Diallo
Ayuba Suleiman Diallo (Job ben Solomon)
by William Hoare
1733
NPG L245
Ayuba Suleiman Diallo (Job ben Solomon)
William Hoare of Bath, 1733
Room 11
Lent by Qatar Museums Authority, 2010
Ayuba Suleiman Diallo (1701-1773) came from a family of Muslim imams in West Africa. In 1731 a case of mistaken identity led him to being taken into slavery and to a plantation in America. By his own enterprise, and assisted by a series of spectacular strokes of fortune, Diallo arrived in London in 1733. Recognised as a deeply pious and educated man, Diallo mixed with high and intellectual society and was bought out of slavery by public subscription. Hoare’s sensitive portrait of Diallo is the earliest known British oil portrait of a freed slave and the first portrait to honour an African subject as an individual and an equal. Painted at the time when there was a new interest in Islamic culture and faith in Britain, it offers a fascinating insight into the complexity of global issues in the eighteenth-century.
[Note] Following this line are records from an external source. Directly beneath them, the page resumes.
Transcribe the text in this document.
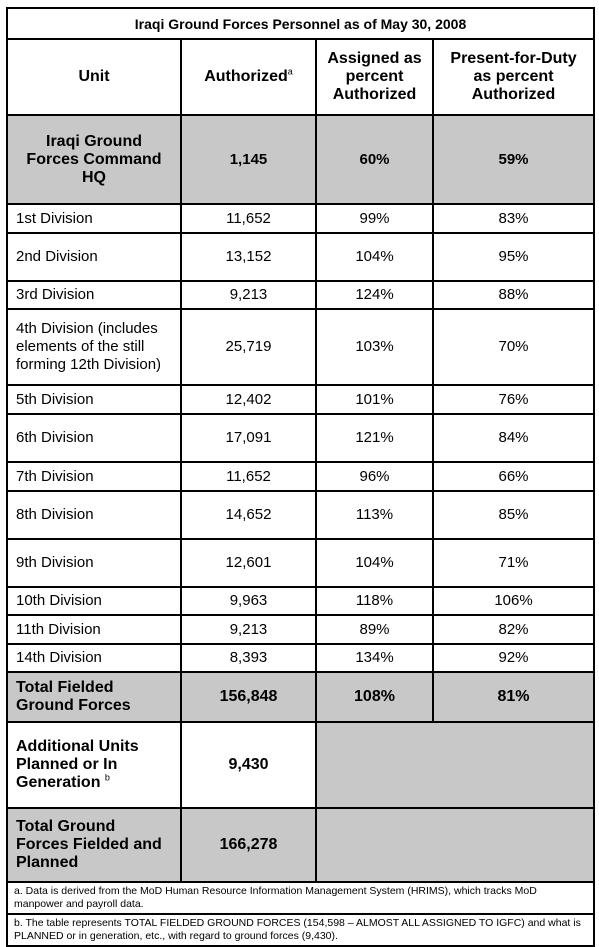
Iraqi Ground Forces Personnel as of May 30, 2008			
Unit	Authorized$^a$	Assigned as percent Authorized	Present-for-Duty as percent Authorized
Iraqi Ground Forces Command HQ	1,145	60%	59%
1st Division	11,652	99%	83%
2nd Division	13,152	104%	95%
3rd Division	9,213	124%	88%
4th Division (includes elements of the still forming 12th Division)	25,719	103%	70%
5th Division	12,402	101%	76%
6th Division	17,091	121%	84%
7th Division	11,652	96%	66%
8th Division	14,652	113%	85%
9th Division	12,601	104%	71%
10th Division	9,963	118%	106%
11th Division	9,213	89%	82%
14th Division	8,393	134%	92%
Total Fielded Ground Forces	156,848	108%	81%
Additional Units Planned or In Generation $^b$	9,430		
Total Ground Forces Fielded and Planned	166,278		
a. Data is derived from the MoD Human Resource Information Management System (HRIMS), which tracks MoD manpower and payroll data.			
b. The table represents TOTAL FIELDED GROUND FORCES (154,598 – ALMOST ALL ASSIGNED TO IGFC) and what is PLANNED or in generation, etc., with regard to ground forces (9,430).			
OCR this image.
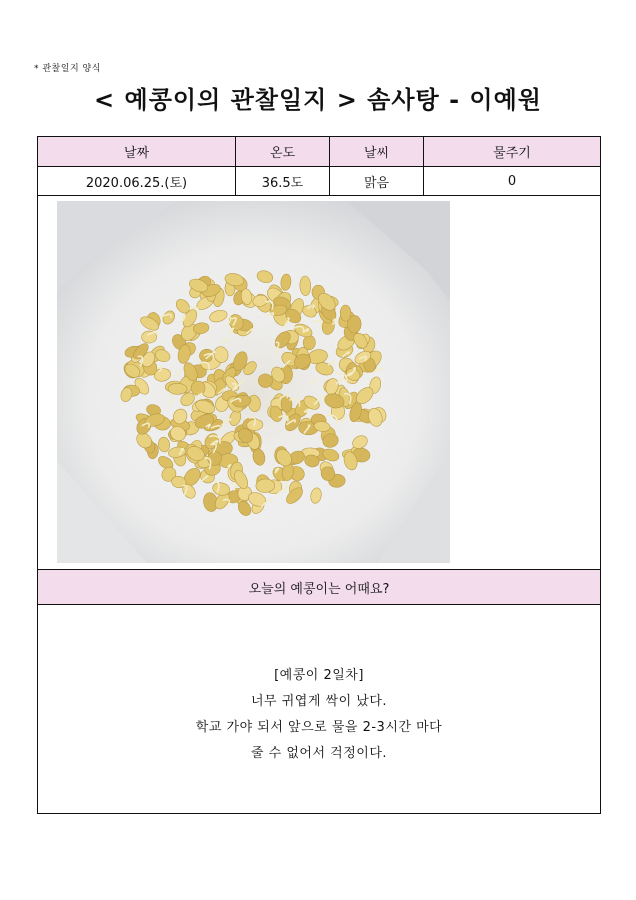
* 관찰일지 양식
< 예콩이의 관찰일지 > 솜사탕 - 이예원
날짜	온도	날씨	물주기
2020.06.25.(토)	36.5도	맑음	0

오늘의 예콩이는 어때요?			

[예콩이 2일차]
너무 귀엽게 싹이 났다.
학교 가야 되서 앞으로 물을 2-3시간 마다
줄 수 없어서 걱정이다.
The portrait of Diallo will be on tour to the International Slavery Museum in Liverpool, New Walk Museum & Art Gallery, Leicester and South Shields Museum & Art Gallery during 2012 and early 2013. (Actual dates to be confirmed.) Venues will work with the portrait to highlight local collections, develop displays and initiate programmes of community participation relating to the portrait.